Oral agreement for use of land — Proceedings settled by Tomlin order — Directions as to rights included in agreement — Extent of court power to fill lacunae in agreement
The claimant held a lease of a motor-racing circuit that was located on an estate owned by the defendant landlord. The defendant retained much of the land surrounding the circuit, and used part of it for Sunday markets and motorcycle racing. It periodically allowed the claimant to use the market site for additional parking for certain events. Ultimately, the parties reached an oral agreement that was intended to govern the claimant’s parking use of the market site.
The agreement gave rise to proceedings between the parties, which were settled by a Tomlin order in terms that the parties acknowledged the binding nature of the agreement and agreed to perform their obligations under it. They applied, pursuant to the order, for directions as to the documentation necessary to record and give effect to the agreement and as to what rights and obligations it should include. The parties produced a draft licence reflecting points of agreement, and identified the issues that remained in dispute, including the permitted use of the market site and the extent of the access rights granted to the claimant.
Held: Where parties to a dispute had sought to eliminate their differences by compromising an action on terms that incorporated lacunae, the court did not have carte blanche to plug them, even though it was in the interests of justice that the litigation should be brought to an end. The court was being asked, in effect, to rectify a contract by inserting terms. It could only do so if those terms were: (i) reasonable and equitable; (ii) necessary to give business efficacy to the contract; (iii) so obvious that they went without saying; (iv) capable of clear expression; and (v) did not contradict any express term.

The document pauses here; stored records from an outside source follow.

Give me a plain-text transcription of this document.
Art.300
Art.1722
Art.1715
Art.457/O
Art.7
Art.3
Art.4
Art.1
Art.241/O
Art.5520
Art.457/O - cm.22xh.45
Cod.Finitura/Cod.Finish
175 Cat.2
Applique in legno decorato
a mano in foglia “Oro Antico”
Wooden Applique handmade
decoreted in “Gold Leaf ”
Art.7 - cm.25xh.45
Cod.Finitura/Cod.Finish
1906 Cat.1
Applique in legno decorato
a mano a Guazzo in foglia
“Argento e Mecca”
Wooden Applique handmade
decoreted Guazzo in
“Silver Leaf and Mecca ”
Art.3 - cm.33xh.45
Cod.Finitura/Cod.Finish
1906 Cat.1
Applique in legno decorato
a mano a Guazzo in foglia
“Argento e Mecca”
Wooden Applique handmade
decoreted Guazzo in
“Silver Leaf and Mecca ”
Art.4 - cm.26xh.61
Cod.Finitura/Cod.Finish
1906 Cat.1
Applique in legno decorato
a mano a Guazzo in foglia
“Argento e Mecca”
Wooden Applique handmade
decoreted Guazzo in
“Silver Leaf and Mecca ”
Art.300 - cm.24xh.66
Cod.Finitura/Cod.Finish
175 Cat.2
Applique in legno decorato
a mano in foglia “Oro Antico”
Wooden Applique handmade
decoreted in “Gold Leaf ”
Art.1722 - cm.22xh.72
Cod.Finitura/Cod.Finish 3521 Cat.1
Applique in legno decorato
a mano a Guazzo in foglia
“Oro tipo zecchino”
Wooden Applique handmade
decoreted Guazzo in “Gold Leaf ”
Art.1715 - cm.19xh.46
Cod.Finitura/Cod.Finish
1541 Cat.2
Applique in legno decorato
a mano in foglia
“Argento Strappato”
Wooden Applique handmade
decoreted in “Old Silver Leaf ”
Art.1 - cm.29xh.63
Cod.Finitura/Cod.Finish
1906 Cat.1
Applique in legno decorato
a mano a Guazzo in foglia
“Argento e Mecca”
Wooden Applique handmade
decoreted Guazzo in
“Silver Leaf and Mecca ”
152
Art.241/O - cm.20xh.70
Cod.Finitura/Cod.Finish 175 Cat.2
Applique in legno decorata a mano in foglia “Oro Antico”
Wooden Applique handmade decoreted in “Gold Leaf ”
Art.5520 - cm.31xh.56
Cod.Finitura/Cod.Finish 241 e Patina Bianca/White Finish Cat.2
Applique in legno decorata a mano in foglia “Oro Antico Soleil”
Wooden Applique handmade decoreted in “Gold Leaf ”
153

No term could be implied if the contract was effective without it: Liverpool City Council v Irwin [1976] 1 EGLR 53; (1976) 238 EG 879 and 963 and BP Refinery (Westernpoint) Pty Ltd v Shire of Hastings (1978) 52 AJLR 20 applied. The doctrine of non-derogation from grant was also relevant: if a grant was made for a particular purpose, the grantor was under an obligation not to do anything on its land that would render the land granted materially less fit for the purpose for which the grant was made. There was no juridical basis for confining the doctrine to easements, or for excluding its operation in the case of licences.
Applying that approach, the claimant was entitled to use the land for car and motorcycle parking only, and not for ancillary purposes such as access for emergency vehicles and the placing of ticket sales points and mobile toilets. The additional uses contended for by the claimant were not obvious, irrespective of whether they might be reasonable. Access for the permitted uses could be through all gates fit for vehicular access; any restriction would be an unwarranted derogation from grant.
Jonathan Brock QC and Martin Dray (instructed by Freeth Cartwright LLP, of Nootingham) appeared for the claimant; Keith Rowley QC and Katherine McQuail (instructed by Browne Jacobson LLP, of Nottingham) appeared for the defendant.